Com anos de atraso, assisti a The Cider House Rules, conhecido no Brasil como Regras da Vida (por que os títulos sempre são adaptados ao maior clichê possível?). Todos sabem que é um filme de aborto. Eu também sabia, quando aluguei. O que eu esperava era um filme tenso como a expressão de uma feminista histérica que está tentando se comportar, e assisti mais pela curiosidade em relação ao “outro lado” do que pelo desejo de entretenimento.
Bem. O filme é mais uma história de iniciação satânica. Homer Wells é um órfão que aprende com o médico que dirige o orfanato a fazer partos e abortos, mas se recusa a realizar estes. Ponto para ele. Um belo dia, decide sair do orfanato e “ver o mundo”, no que é ajudado por um jovem da aeronáutica que tinha levado a namorada para fazer um aborto. O militar dá a Homer sua amizade, e um emprego de colhedor de maçãs.

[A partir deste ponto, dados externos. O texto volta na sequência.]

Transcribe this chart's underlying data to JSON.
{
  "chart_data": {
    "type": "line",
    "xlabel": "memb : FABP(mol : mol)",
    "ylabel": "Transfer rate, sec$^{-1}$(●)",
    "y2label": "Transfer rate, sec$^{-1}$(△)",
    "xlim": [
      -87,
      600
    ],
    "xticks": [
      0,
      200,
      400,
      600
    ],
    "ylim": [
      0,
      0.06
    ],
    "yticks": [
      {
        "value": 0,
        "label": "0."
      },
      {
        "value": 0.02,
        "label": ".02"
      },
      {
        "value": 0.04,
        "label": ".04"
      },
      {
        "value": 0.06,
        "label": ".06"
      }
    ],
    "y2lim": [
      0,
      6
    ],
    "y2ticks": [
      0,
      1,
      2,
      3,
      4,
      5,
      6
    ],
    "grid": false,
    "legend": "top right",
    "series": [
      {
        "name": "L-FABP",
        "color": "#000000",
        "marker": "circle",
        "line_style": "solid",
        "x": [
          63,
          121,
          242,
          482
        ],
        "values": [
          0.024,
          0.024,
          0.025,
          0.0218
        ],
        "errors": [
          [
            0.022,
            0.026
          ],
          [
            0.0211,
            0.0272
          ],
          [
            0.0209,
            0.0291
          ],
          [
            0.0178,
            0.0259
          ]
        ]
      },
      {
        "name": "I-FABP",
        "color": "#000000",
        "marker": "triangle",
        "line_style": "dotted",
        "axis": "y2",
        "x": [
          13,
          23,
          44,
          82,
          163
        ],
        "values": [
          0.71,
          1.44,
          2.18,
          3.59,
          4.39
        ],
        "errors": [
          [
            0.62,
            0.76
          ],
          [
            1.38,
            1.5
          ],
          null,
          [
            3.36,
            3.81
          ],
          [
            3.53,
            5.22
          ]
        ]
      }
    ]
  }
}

Enquanto ele luta na Segunda Guerra no Japão, Homer retribui conhecendo biblicamente sua namorada, a imitação de boa atriz Charlize Theron.
No pomar que é seu “mundo”, Homer colhe maçãs com um grupo de colhedores profissionais. Na segunda colheita, a filha do colhedor-chefe (tenho certeza de que há uma palavra melhor; desculpem-me por ser tão urbano) aparece grávida dele; sim, grávida do próprio pai. É aí que Homer liberta o abortista que há em si e “ajuda” a moça. E antes que digam, com razão, que estar grávida do próprio pai é um horror inominável, aviso que nem por isso o bebê precisava ser morto, porque não devemos penalizar outro pelos pecados de um. Existem momentos, sobretudo os mais difíceis, em que precisamos escolher entre passar adiante o mal que recebemos (transformando um estupro incestuoso num assassinato, por exemplo) ou simplesmente agüentá-lo. E se você admitir que não tem forças para agüentar o mal sozinho, Cristo irá te ajudar.
O mundo apresentado pelo filme é o mundo da necessidade, a que não adianta resistir. A relação entre Homer e a namorada do amigo é uma necessidade, porque ela “não conseque ficar sozinha”. O aborto é uma necessidade, porque o filho vem de um ato terrível, ou porque trazer uma criança a este mundo mau é algo terrível. O diretor apresenta um olhar amoroso sobre todos os personagens: o abortista-chefe, que também cuida dos órfãos; Homer, que não poderia resistir aos encantos da moça e ao chamado do ofício. Apenas o pai que força a filha a conceder seus favores sexuais é visto com a cara meio torta, mas até ele recebe a oportunidade de se redimir através… do suicídio. Só não faltou um discurso dele dizendo que a filha era mui lindinha e irresistível porque o próprio diretor já tinha justificado todos os personagens como prisioneiros da necessidade.